The Normal Route is the simplest route, sometimes incorrectly called North, since in fact it is the Northwest Route. In general no short-shafted ice axe or ropes are needed. For practical purposes, climbers use ski poles and crampons. Going up by this route there are several itineraries; therefore, it is common to set up two or three altitude camps (“Plaza Canadá”, “Nido de Cóndores” and “Berlín” or “Cólera”). This route is the most chosen by climbers as it does not present any technical difficulty; this means that the climbers don´t require a previous climbing experience on rocks or ice. It may be hiked, just by walking. You may have to use crampons and fixed ropes for your security, depending on the conditions of the route. The following is a complete breakdown of the route with information, maps and photos.
Estimated time: 4 hours
440m elevation gain The park ranger´s station at “Horcones” is the starting point to reach “Plaza de Mulas” base camp.

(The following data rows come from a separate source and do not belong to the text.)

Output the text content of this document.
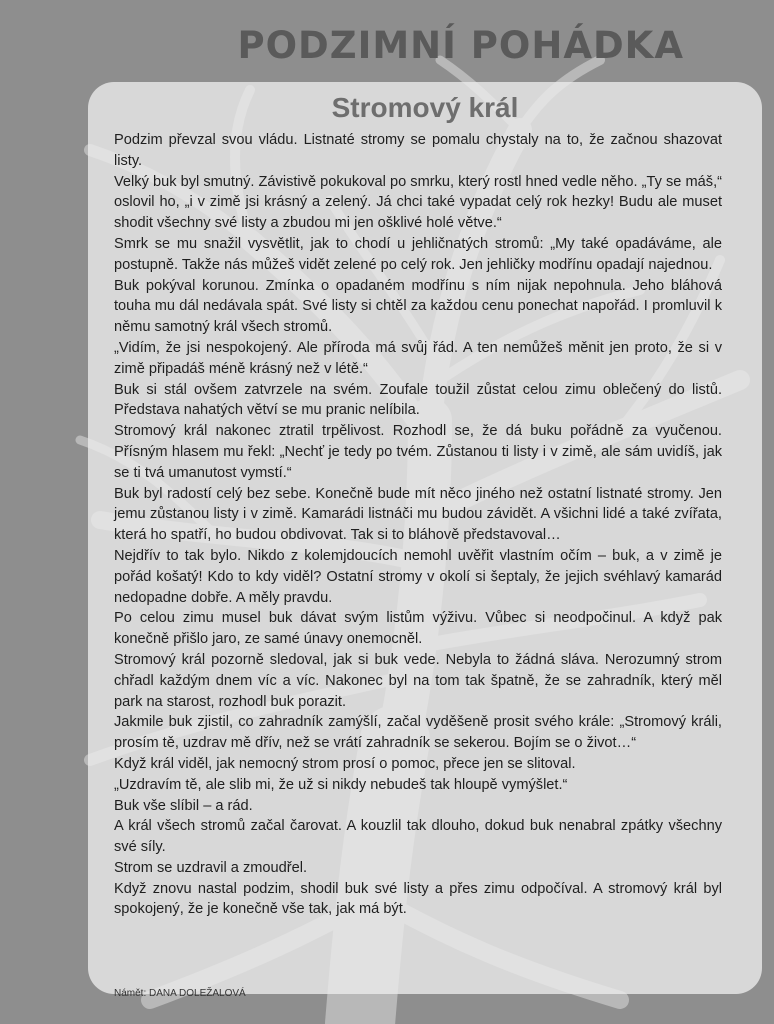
PODZIMNÍ POHÁDKA
Stromový král

Podzim převzal svou vládu. Listnaté stromy se pomalu chystaly na to, že začnou shazovat listy.

Velký buk byl smutný. Závistivě pokukoval po smrku, který rostl hned vedle něho. „Ty se máš,“ oslovil ho, „i v zimě jsi krásný a zelený. Já chci také vypadat celý rok hezky! Budu ale muset shodit všechny své listy a zbudou mi jen ošklivé holé větve.“

Smrk se mu snažil vysvětlit, jak to chodí u jehličnatých stromů: „My také opadáváme, ale postupně. Takže nás můžeš vidět zelené po celý rok. Jen jehličky modřínu opadají najednou.

Buk pokýval korunou. Zmínka o opadaném modřínu s ním nijak nepohnula. Jeho bláhová touha mu dál nedávala spát. Své listy si chtěl za každou cenu ponechat napořád. I promluvil k němu samotný král všech stromů.

„Vidím, že jsi nespokojený. Ale příroda má svůj řád. A ten nemůžeš měnit jen proto, že si v zimě připadáš méně krásný než v létě.“

Buk si stál ovšem zatvrzele na svém. Zoufale toužil zůstat celou zimu oblečený do listů. Představa nahatých větví se mu pranic nelíbila.

Stromový král nakonec ztratil trpělivost. Rozhodl se, že dá buku pořádně za vyučenou. Přísným hlasem mu řekl: „Nechť je tedy po tvém. Zůstanou ti listy i v zimě, ale sám uvidíš, jak se ti tvá umanutost vymstí.“

Buk byl radostí celý bez sebe. Konečně bude mít něco jiného než ostatní listnaté stromy. Jen jemu zůstanou listy i v zimě. Kamarádi listnáči mu budou závidět. A všichni lidé a také zvířata, která ho spatří, ho budou obdivovat. Tak si to bláhově představoval…

Nejdřív to tak bylo. Nikdo z kolemjdoucích nemohl uvěřit vlastním očím – buk, a v zimě je pořád košatý! Kdo to kdy viděl? Ostatní stromy v okolí si šeptaly, že jejich svéhlavý kamarád nedopadne dobře. A měly pravdu.

Po celou zimu musel buk dávat svým listům výživu. Vůbec si neodpočinul. A když pak konečně přišlo jaro, ze samé únavy onemocněl.

Stromový král pozorně sledoval, jak si buk vede. Nebyla to žádná sláva. Nerozumný strom chřadl každým dnem víc a víc. Nakonec byl na tom tak špatně, že se zahradník, který měl park na starost, rozhodl buk porazit.

Jakmile buk zjistil, co zahradník zamýšlí, začal vyděšeně prosit svého krále: „Stromový králi, prosím tě, uzdrav mě dřív, než se vrátí zahradník se sekerou. Bojím se o život…“

Když král viděl, jak nemocný strom prosí o pomoc, přece jen se slitoval.

„Uzdravím tě, ale slib mi, že už si nikdy nebudeš tak hloupě vymýšlet.“

Buk vše slíbil – a rád.

A král všech stromů začal čarovat. A kouzlil tak dlouho, dokud buk nenabral zpátky všechny své síly.

Strom se uzdravil a zmoudřel.

Když znovu nastal podzim, shodil buk své listy a přes zimu odpočíval. A stromový král byl spokojený, že je konečně vše tak, jak má být.

Námět: DANA DOLEŽALOVÁ
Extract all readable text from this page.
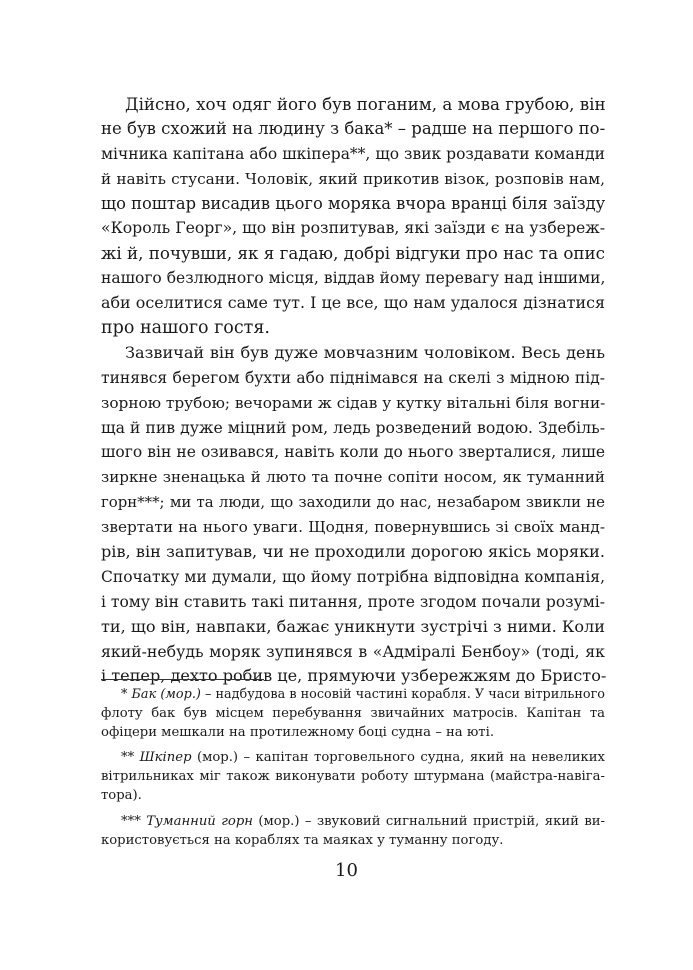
Дійсно, хоч одяг його був поганим, а мова грубою, він
не був схожий на людину з бака* – радше на першого по-
мічника капітана або шкіпера**, що звик роздавати команди
й навіть стусани. Чоловік, який прикотив візок, розповів нам,
що поштар висадив цього моряка вчора вранці біля заїзду
«Король Георг», що він розпитував, які заїзди є на узбереж-
жі й, почувши, як я гадаю, добрі відгуки про нас та опис
нашого безлюдного місця, віддав йому перевагу над іншими,
аби оселитися саме тут. І це все, що нам удалося дізнатися
про нашого гостя.
Зазвичай він був дуже мовчазним чоловіком. Весь день
тинявся берегом бухти або піднімався на скелі з мідною під-
зорною трубою; вечорами ж сідав у кутку вітальні біля вогни-
ща й пив дуже міцний ром, ледь розведений водою. Здебіль-
шого він не озивався, навіть коли до нього зверталися, лише
зиркне зненацька й люто та почне сопіти носом, як туманний
горн***; ми та люди, що заходили до нас, незабаром звикли не
звертати на нього уваги. Щодня, повернувшись зі своїх манд-
рів, він запитував, чи не проходили дорогою якісь моряки.
Спочатку ми думали, що йому потрібна відповідна компанія,
і тому він ставить такі питання, проте згодом почали розумі-
ти, що він, навпаки, бажає уникнути зустрічі з ними. Коли
який-небудь моряк зупинявся в «Адміралі Бенбоу» (тоді, як
і тепер, дехто робив це, прямуючи узбережжям до Бристо-
* Бак (мор.) – надбудова в носовій частині корабля. У часи вітрильного
флоту бак був місцем перебування звичайних матросів. Капітан та
офіцери мешкали на протилежному боці судна – на юті.
** Шкіпер (мор.) – капітан торговельного судна, який на невеликих
вітрильниках міг також виконувати роботу штурмана (майстра-навіга-
тора).
*** Туманний горн (мор.) – звуковий сигнальний пристрій, який ви-
користовується на кораблях та маяках у туманну погоду.
10
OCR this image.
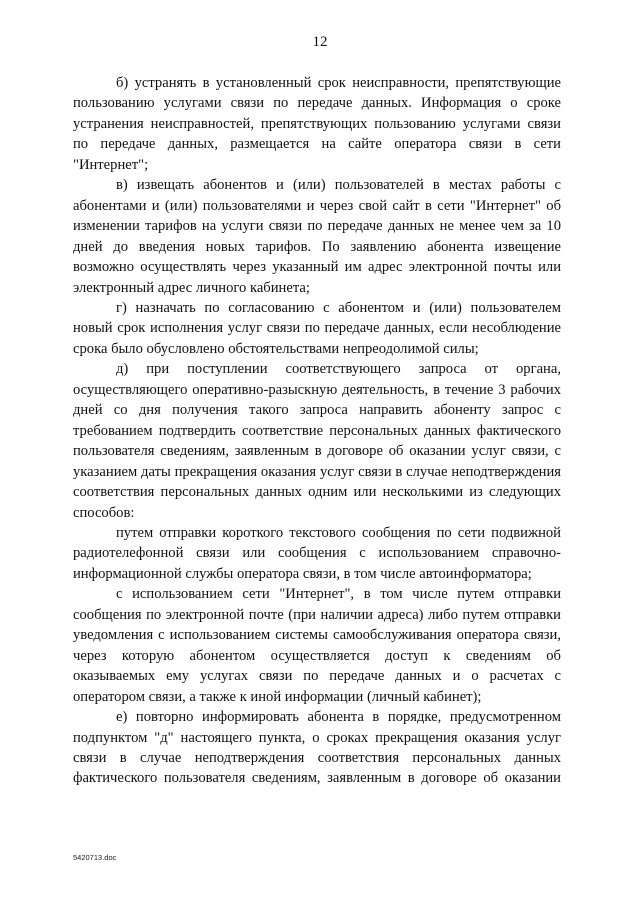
12

б) устранять в установленный срок неисправности, препятствующие пользованию услугами связи по передаче данных. Информация о сроке устранения неисправностей, препятствующих пользованию услугами связи по передаче данных, размещается на сайте оператора связи в сети "Интернет";

в) извещать абонентов и (или) пользователей в местах работы с абонентами и (или) пользователями и через свой сайт в сети "Интернет" об изменении тарифов на услуги связи по передаче данных не менее чем за 10 дней до введения новых тарифов. По заявлению абонента извещение возможно осуществлять через указанный им адрес электронной почты или электронный адрес личного кабинета;

г) назначать по согласованию с абонентом и (или) пользователем новый срок исполнения услуг связи по передаче данных, если несоблюдение срока было обусловлено обстоятельствами непреодолимой силы;

д) при поступлении соответствующего запроса от органа, осуществляющего оперативно-разыскную деятельность, в течение 3 рабочих дней со дня получения такого запроса направить абоненту запрос с требованием подтвердить соответствие персональных данных фактического пользователя сведениям, заявленным в договоре об оказании услуг связи, с указанием даты прекращения оказания услуг связи в случае неподтверждения соответствия персональных данных одним или несколькими из следующих способов:

путем отправки короткого текстового сообщения по сети подвижной радиотелефонной связи или сообщения с использованием справочно-информационной службы оператора связи, в том числе автоинформатора;

с использованием сети "Интернет", в том числе путем отправки сообщения по электронной почте (при наличии адреса) либо путем отправки уведомления с использованием системы самообслуживания оператора связи, через которую абонентом осуществляется доступ к сведениям об оказываемых ему услугах связи по передаче данных и о расчетах с оператором связи, а также к иной информации (личный кабинет);

е) повторно информировать абонента в порядке, предусмотренном подпунктом "д" настоящего пункта, о сроках прекращения оказания услуг связи в случае неподтверждения соответствия персональных данных фактического пользователя сведениям, заявленным в договоре об оказании

5420713.doc
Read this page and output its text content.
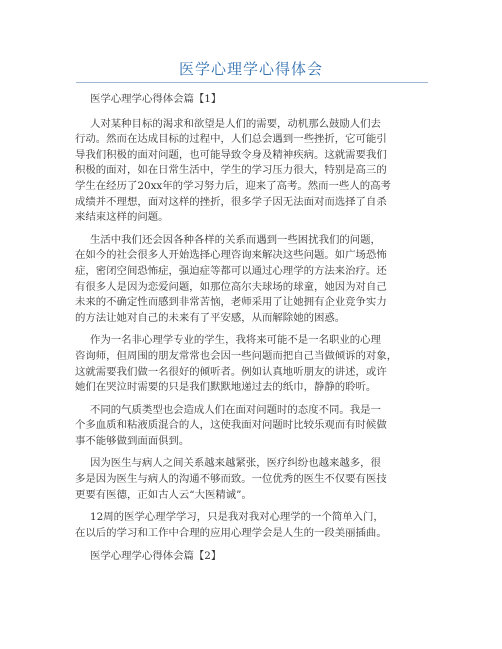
医学心理学心得体会
医学心理学心得体会篇【1】
人对某种目标的渴求和欲望是人们的需要，动机那么鼓励人们去
行动。然而在达成目标的过程中，人们总会遇到一些挫折，它可能引
导我们积极的面对问题，也可能导致令身及精神疾病。这就需要我们
积极的面对，如在日常生活中，学生的学习压力很大，特别是高三的
学生在经历了20xx年的学习努力后，迎来了高考。然而一些人的高考
成绩并不理想，面对这样的挫折，很多学子因无法面对而选择了自杀
来结束这样的问题。
生活中我们还会因各种各样的关系而遇到一些困扰我们的问题，
在如今的社会很多人开始选择心理咨询来解决这些问题。如广场恐怖
症，密闭空间恐怖症，强迫症等都可以通过心理学的方法来治疗。还
有很多人是因为恋爱问题，如那位高尔夫球场的球童，她因为对自己
未来的不确定性而感到非常苦恼，老师采用了让她拥有企业竞争实力
的方法让她对自己的未来有了平安感，从而解除她的困惑。
作为一名非心理学专业的学生，我将来可能不是一名职业的心理
咨询师，但周围的朋友常常也会因一些问题而把自己当做倾诉的对象，
这就需要我们做一名很好的倾听者。例如认真地听朋友的讲述，或许
她们在哭泣时需要的只是我们默默地递过去的纸巾，静静的聆听。
不同的气质类型也会造成人们在面对问题时的态度不同。我是一
个多血质和粘液质混合的人，这使我面对问题时比较乐观而有时候做
事不能够做到面面俱到。
因为医生与病人之间关系越来越紧张，医疗纠纷也越来越多，很
多是因为医生与病人的沟通不够而致。一位优秀的医生不仅要有医技
更要有医德，正如古人云“大医精诚”。
12周的医学心理学学习，只是我对我对心理学的一个简单入门，
在以后的学习和工作中合理的应用心理学会是人生的一段美丽插曲。
医学心理学心得体会篇【2】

The first day´s goal is getting to “Confluencia” camp. After the usual procedure at the park ranger station, showing the trekking or ascent permit, climbers will be provided with a numbered bag for trash. Trekking along the Horcones gulch starts there, after leaving the Horcones lagoon. Walking along a well-defined path, the climber will arrive at the next distinctive spot: the bridge over Horcones River (built during the making of the film “Seven Years in Tibet”). Crossing the river, there is a fairly green spot at the end of the “El Durazno” gulch. From then on, the path is always visible on the right riverside. There is a gentle, yet steady slope up to Confluencia Camp.
Approaching – Stretch 2: Confluencia (3390m) – Plaza de Mulas Base Camp (4300m)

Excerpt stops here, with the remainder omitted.